Autres références

Toutes les références sont bonnes tant qu’elles m’apprennent quelque chose et m’aident à évoluer. En donnant corps à un soupçon, en me permettant de mettre des mots sur une pensée jusque-là floue, elles m’ouvrent brusquement l’esprit. La lumière d’une compréhension nouvelle s’allume.

Cette fois, mes références proviennent de l’Amour est dans le pré 2018.

La première référence est en réalité un contre-exemple

C’est cet homme perdu dans ses émotions – comme je peux l’être encore parfois – qui répétait à l’infini les mêmes mots : “c’est fort, c’est trop fort, c’est fou, c’est dingue”. Il n’a jamais expliqué en quoi ce qu’il était en train de vivre était exceptionnellement fort. Il reconnaissait toutefois, probablement sans se rendre compte de sa lucidité et toujours sans donner d’explications, qu’il ne savait pas comment il allait faire.

Le pauvre posait sur l’agricultrice un regard écarquillé, plein de sous-entendus amoureux. Il espérait qu’elle comprendrait ce qu’il voulait dire simplement en observant les étoiles dans ses yeux. Il était sous l’emprise de son émotion en permanence, il n’a jamais cherché plus loin.

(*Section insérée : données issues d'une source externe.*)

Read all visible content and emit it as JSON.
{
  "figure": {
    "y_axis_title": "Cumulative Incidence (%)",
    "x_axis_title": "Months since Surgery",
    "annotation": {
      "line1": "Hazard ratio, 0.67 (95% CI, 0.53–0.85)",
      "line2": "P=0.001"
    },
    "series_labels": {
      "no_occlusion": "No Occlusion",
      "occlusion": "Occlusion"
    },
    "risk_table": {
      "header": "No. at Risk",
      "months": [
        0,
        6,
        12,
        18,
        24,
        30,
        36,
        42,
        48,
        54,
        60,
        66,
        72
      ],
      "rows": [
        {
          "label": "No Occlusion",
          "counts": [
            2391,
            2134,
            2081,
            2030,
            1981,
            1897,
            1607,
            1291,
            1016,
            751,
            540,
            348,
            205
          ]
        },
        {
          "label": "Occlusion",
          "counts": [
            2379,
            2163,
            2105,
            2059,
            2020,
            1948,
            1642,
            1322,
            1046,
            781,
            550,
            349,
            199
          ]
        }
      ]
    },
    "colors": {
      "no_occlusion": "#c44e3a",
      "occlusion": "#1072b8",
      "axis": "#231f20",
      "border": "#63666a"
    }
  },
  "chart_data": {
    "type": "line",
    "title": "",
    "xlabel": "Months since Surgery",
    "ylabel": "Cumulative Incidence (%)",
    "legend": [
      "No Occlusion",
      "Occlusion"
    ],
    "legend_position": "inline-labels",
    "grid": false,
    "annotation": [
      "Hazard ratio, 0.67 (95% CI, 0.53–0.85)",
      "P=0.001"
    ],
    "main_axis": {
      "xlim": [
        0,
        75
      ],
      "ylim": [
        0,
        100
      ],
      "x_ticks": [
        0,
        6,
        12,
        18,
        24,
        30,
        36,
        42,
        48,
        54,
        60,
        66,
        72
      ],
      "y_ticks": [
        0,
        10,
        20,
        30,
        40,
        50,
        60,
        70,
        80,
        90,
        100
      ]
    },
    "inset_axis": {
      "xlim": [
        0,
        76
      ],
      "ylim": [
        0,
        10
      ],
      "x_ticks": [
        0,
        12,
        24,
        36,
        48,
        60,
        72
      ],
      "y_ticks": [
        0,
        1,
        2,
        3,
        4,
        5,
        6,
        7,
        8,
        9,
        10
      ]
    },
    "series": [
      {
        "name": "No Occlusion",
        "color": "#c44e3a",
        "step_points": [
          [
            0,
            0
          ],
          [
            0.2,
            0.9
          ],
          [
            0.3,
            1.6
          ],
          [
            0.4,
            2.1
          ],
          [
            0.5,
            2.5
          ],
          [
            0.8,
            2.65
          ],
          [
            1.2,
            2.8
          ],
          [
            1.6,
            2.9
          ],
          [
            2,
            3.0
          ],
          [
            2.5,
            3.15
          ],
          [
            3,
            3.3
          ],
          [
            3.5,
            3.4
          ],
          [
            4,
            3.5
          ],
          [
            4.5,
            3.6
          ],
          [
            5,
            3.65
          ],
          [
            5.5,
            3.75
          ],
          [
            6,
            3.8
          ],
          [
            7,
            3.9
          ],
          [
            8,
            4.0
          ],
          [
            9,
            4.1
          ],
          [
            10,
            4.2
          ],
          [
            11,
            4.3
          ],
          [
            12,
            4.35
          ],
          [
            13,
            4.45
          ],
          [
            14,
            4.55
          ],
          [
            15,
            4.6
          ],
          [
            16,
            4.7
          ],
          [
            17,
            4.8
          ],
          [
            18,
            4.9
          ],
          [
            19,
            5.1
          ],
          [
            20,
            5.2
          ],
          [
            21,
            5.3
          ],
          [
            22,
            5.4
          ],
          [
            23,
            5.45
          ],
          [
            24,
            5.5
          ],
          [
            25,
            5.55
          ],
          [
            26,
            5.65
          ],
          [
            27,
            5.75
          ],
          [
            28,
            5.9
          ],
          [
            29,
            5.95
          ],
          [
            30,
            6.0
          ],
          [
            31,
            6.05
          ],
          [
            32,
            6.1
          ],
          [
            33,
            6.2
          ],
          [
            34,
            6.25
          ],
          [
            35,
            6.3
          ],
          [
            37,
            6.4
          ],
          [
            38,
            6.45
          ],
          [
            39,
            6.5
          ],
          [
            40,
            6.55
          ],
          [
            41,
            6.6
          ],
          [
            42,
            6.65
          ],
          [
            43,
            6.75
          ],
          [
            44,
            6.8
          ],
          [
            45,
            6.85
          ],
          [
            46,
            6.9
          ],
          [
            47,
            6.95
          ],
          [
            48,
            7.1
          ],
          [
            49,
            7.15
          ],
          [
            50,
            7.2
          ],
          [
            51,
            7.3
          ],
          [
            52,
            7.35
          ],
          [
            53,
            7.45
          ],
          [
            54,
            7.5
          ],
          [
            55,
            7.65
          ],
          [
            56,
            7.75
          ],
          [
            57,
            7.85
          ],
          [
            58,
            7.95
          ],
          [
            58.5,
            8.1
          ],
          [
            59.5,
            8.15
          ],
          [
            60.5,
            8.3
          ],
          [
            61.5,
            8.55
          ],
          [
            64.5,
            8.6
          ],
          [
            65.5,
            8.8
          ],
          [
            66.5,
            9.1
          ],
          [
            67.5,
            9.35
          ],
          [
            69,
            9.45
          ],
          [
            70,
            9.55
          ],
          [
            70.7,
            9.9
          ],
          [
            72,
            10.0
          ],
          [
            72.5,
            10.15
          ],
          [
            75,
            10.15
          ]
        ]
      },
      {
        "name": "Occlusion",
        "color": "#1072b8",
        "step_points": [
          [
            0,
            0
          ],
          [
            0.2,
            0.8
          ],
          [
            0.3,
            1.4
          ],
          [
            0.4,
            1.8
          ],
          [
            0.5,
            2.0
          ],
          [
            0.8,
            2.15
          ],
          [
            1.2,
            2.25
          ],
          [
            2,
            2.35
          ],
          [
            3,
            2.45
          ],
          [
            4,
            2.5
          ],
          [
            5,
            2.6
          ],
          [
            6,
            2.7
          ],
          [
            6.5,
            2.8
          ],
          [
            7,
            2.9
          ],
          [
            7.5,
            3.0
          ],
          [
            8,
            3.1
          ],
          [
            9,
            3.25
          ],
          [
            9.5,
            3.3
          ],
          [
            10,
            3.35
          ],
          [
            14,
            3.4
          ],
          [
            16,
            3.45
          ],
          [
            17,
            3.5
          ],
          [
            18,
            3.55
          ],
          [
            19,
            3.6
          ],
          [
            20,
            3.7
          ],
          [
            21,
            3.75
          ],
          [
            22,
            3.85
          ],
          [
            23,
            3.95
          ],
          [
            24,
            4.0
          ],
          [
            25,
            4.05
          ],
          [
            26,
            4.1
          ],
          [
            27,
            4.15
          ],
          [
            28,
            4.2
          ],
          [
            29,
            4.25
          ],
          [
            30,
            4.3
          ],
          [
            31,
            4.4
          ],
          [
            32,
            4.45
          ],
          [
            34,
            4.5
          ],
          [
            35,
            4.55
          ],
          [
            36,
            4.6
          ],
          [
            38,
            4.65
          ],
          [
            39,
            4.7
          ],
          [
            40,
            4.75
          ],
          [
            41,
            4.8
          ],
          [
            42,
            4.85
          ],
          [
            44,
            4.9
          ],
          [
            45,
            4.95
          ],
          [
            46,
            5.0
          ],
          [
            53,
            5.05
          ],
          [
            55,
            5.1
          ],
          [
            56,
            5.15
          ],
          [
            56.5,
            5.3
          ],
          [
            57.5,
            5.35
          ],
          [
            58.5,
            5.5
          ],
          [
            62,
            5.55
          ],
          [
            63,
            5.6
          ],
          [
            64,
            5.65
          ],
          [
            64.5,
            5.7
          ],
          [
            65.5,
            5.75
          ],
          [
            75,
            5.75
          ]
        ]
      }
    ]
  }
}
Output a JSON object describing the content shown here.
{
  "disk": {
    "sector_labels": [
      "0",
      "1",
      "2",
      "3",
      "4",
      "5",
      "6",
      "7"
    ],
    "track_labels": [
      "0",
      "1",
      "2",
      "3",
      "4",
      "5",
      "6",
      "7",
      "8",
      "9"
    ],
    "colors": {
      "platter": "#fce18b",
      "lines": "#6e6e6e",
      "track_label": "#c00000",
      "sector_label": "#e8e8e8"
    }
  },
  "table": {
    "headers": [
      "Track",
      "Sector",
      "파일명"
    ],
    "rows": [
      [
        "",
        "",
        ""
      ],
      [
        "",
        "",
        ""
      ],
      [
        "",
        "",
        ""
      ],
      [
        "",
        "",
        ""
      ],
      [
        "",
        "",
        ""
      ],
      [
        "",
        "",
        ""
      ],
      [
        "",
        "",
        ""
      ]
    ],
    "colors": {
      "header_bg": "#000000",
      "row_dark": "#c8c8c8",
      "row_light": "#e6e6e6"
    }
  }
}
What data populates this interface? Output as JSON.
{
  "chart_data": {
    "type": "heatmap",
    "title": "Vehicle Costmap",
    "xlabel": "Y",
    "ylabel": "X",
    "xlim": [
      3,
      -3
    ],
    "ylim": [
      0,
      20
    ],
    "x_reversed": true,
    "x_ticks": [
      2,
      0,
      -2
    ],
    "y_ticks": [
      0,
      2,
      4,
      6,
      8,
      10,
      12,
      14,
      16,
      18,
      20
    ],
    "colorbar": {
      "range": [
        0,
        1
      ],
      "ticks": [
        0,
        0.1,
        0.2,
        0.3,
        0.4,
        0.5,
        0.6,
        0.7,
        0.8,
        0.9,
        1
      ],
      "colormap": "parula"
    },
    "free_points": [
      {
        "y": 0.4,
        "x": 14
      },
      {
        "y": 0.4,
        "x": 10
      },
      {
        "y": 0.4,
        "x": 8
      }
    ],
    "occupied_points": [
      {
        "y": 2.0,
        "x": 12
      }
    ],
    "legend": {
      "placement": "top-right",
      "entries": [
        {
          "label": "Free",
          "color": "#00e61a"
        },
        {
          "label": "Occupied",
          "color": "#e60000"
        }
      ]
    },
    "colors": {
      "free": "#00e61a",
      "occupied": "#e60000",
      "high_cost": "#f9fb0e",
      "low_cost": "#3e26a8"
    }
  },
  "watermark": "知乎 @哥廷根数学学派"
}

Il a fini par renoncer. Peut-être parce que ce ressenti le dépassait, ou peut-être parce qu’il s’est finalement rendu compte que son incapacité à mettre des mots érigeait un mur entre lui et sa Dulcinée, et que, de la même façon qu’une feuille de papier froissé ne reprendra jamais son aspect lisse même à coup de fer à repasser, sa relation avec cette femme resterait entachée de la non-communication des débuts, qui planerait comme une menace.

Une émotive intellectuelle

Ma seconde référence est cette femme très émue et pourtant très posée.

Elle souffrait de l’attitude équivoque de l’agriculteur vis-à-vis d’autres prétendantes. Leur intérêt apportait du baume sur son cœur d’oublié sentimental traumatisé de la vie, alors il tentait de ménager la chèvre et le chou. Bien que son cœur batte pour cette femme de qui il se sentait proche, il leur répondait aimablement sans se rendre compte qu’il les autorisait à espérer. Il connaissait pourtant leurs attentes. Il justifiait son comportement par son désir d’être gentil avec ces femmes qui réclamaient son attention. Il se sentait peut-être responsable, coupable de ne pas pouvoir les satisfaire plus car il avait déjà choisi. Ou bien, plus criminellement, il les gardait seulement sous le coude.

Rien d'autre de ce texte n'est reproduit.